俺は小学生でもなければ、か弱い女性でもない。
ましてや、マークさんは俺の親でもなければ、兄弟でもない。
ただのおとなりさんだ。
そこまで心配される筋合いはないはずだ。
「優希?」
「は?」
「何か、怒っているのですか?」
意味の分からないマークさんの過保護な言動に、なんだかイライラして、思わず睨んでしまっていた。
「別に……」
正直に『ウザイ。俺の事は、ほっといてくれ』って、言っていいものかどうか分からない。
今は堪えて、ため息をつくしかない気がする。
顔を背けた俺は、マークさんがどんな顔をしているのかも知らずに、家に着くまでの五分の間、話をする事なく黙々と歩いた。
「ただいまぁ」
俺達が家に入ると、バタバタと足音が聞こえて、母さんと茜が出迎えてくれた。
「お帰りなさい、遅かったわね」
母さんが少し心配そうな表情で俺に話しかけてくる。
「ごめん。
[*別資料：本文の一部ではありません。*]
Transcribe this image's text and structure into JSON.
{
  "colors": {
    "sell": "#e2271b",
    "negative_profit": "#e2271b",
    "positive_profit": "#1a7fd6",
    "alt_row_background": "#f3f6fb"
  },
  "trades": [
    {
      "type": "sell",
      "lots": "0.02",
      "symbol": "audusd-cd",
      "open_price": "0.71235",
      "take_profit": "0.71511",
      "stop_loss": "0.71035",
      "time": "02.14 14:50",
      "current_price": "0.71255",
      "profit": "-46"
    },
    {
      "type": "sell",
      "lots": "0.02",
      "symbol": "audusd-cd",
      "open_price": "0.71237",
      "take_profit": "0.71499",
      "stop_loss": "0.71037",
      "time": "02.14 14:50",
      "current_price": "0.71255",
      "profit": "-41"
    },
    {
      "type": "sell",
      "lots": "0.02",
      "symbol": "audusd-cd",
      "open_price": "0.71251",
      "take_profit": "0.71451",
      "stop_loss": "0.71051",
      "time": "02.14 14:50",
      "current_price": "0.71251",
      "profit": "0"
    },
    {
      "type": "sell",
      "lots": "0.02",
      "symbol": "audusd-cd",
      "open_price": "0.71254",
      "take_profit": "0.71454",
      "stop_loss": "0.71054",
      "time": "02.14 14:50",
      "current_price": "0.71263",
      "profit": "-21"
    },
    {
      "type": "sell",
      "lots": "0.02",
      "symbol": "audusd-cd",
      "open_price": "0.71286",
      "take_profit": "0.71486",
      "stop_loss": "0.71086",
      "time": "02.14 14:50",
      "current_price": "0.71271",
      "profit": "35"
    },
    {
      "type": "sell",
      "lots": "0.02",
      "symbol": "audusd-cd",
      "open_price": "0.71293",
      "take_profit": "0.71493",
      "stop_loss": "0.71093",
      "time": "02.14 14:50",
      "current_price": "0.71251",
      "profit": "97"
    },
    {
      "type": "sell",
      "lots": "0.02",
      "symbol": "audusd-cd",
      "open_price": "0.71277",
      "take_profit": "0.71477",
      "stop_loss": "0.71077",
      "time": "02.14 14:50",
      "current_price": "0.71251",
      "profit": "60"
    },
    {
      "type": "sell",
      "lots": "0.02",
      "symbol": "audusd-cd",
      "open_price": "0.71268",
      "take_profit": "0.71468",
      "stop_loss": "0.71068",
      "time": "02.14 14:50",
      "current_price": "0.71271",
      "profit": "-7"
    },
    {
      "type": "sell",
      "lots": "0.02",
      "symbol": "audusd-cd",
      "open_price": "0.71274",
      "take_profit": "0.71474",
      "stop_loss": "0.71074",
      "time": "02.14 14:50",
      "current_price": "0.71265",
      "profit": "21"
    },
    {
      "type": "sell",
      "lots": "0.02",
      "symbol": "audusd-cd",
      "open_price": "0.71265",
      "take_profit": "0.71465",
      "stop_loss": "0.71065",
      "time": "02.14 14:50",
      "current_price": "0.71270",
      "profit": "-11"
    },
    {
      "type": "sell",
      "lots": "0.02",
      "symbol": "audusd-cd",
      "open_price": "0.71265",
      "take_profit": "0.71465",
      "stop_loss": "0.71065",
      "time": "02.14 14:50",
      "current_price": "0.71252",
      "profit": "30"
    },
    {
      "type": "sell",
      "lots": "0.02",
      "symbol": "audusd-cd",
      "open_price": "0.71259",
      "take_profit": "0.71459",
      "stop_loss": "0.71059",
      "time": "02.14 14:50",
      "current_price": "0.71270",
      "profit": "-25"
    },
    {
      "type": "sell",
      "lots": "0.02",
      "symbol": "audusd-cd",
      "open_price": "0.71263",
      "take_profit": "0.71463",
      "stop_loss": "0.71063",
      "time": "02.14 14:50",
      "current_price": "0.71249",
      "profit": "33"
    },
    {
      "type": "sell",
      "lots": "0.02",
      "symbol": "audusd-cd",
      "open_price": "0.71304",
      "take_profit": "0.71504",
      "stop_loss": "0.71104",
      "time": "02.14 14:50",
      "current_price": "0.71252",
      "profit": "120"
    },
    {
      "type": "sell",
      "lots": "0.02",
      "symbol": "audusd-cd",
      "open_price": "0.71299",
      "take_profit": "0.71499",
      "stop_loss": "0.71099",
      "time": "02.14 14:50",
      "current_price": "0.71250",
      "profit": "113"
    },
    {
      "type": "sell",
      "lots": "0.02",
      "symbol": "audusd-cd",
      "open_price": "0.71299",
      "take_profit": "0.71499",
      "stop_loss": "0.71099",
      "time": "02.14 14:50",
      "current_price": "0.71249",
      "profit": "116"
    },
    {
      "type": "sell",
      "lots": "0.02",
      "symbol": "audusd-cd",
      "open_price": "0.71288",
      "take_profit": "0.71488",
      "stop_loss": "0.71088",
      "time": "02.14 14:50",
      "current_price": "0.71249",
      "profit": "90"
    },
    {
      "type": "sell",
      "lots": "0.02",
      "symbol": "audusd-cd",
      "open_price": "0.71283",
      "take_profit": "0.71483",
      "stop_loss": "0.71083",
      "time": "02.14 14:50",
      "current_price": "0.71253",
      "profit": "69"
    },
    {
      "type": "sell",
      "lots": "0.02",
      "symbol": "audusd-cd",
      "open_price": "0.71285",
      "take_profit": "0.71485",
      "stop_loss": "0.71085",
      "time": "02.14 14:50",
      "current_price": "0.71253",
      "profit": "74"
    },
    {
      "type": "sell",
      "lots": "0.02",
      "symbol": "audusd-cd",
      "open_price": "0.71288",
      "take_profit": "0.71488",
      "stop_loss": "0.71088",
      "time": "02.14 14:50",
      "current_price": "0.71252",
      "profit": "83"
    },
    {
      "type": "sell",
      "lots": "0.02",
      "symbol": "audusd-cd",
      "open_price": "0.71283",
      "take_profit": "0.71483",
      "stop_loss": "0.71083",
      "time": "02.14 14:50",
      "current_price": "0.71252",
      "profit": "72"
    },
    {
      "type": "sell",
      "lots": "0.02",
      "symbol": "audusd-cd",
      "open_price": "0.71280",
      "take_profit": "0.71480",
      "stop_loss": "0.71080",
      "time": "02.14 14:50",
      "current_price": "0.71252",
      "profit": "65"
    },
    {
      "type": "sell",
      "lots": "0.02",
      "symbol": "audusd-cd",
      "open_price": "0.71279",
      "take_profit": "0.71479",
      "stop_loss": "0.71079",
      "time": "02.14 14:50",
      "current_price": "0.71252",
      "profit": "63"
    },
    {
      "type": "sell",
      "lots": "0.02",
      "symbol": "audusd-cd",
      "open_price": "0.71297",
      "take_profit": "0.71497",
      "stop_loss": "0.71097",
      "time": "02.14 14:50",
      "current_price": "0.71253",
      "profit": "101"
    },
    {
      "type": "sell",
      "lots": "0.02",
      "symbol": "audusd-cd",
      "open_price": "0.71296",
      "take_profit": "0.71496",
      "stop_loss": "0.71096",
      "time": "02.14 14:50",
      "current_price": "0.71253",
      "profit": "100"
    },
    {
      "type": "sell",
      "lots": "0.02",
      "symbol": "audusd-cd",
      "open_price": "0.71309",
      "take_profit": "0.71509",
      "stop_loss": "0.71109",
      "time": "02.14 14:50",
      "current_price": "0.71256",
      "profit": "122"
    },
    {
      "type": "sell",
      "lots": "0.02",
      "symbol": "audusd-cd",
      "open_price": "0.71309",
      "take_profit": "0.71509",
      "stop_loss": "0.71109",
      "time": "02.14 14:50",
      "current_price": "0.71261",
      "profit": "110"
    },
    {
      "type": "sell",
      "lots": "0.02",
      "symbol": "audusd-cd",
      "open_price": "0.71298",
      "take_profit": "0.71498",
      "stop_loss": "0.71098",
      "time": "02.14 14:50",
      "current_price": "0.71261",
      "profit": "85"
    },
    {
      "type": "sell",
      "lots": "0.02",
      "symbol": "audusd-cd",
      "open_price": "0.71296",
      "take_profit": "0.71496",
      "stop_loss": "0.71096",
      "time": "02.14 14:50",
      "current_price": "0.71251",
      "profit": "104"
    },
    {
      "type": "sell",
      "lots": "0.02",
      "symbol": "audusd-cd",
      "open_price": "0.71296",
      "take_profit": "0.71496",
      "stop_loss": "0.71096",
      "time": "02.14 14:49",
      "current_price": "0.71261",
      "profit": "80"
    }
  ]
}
ちょっと急用が出来ちゃってさ」
「早く帰って来るって言ってたのに!!」
「本当にごめんっ!」
母さんの横で喚く茜に、拝んで謝る。
今回は約束破った俺が全面的に悪い。
ここは平謝りするしかない。
「はいはい!とりあえずご飯食べるわよ!みんなお腹すかせて待ってたのよ。優ちゃんもお腹すいてるでしょ?」
俺と茜の間に割って入った母さんは、茜の背中を押してリビングへと向かわせた。
「ライアンさんもどうぞ、お入りになって」
俺の後ろで黙って立っていたマークさんにも、母さんは声をかける。
マークさんは微笑んだけど、なんだか悲しそうな顔をしていた。
もしかして……俺のせい、だよな。
母さんもマークさんの表情に気づいたみたいで、少し心配そうな顔をした。
リビングに移動すると、座席の1つ増えたテーブルに、いつもより確実に豪華な食事が並んでいた。
しかも二品もおかずが増えてる。
母さん、かなり頑張ったな。
母さんと茜はご飯や汁物を注いだり、運んだりせわしなく動いている。
父さんと俺が向かい合って座っている席の横に用意された席。
そこへマークさんが座った。
マークさんにも箸が用意されている。
「マークさん、箸で大丈夫?」
何気なく聞くと、マークさんは驚いたような顔をした。
「スプーンとかフォーク、出そうか?」
続けて聞くと、すごく安心したような表情をみせる。
「箸は使えますので、大丈夫です。お気遣いいただき、ありがとうございます」
そして、とても嬉しそうに答えた。
「そっか」
マークさんのコロコロ変わる表情に呆気にとられて、そんな相槌しか出来なかった。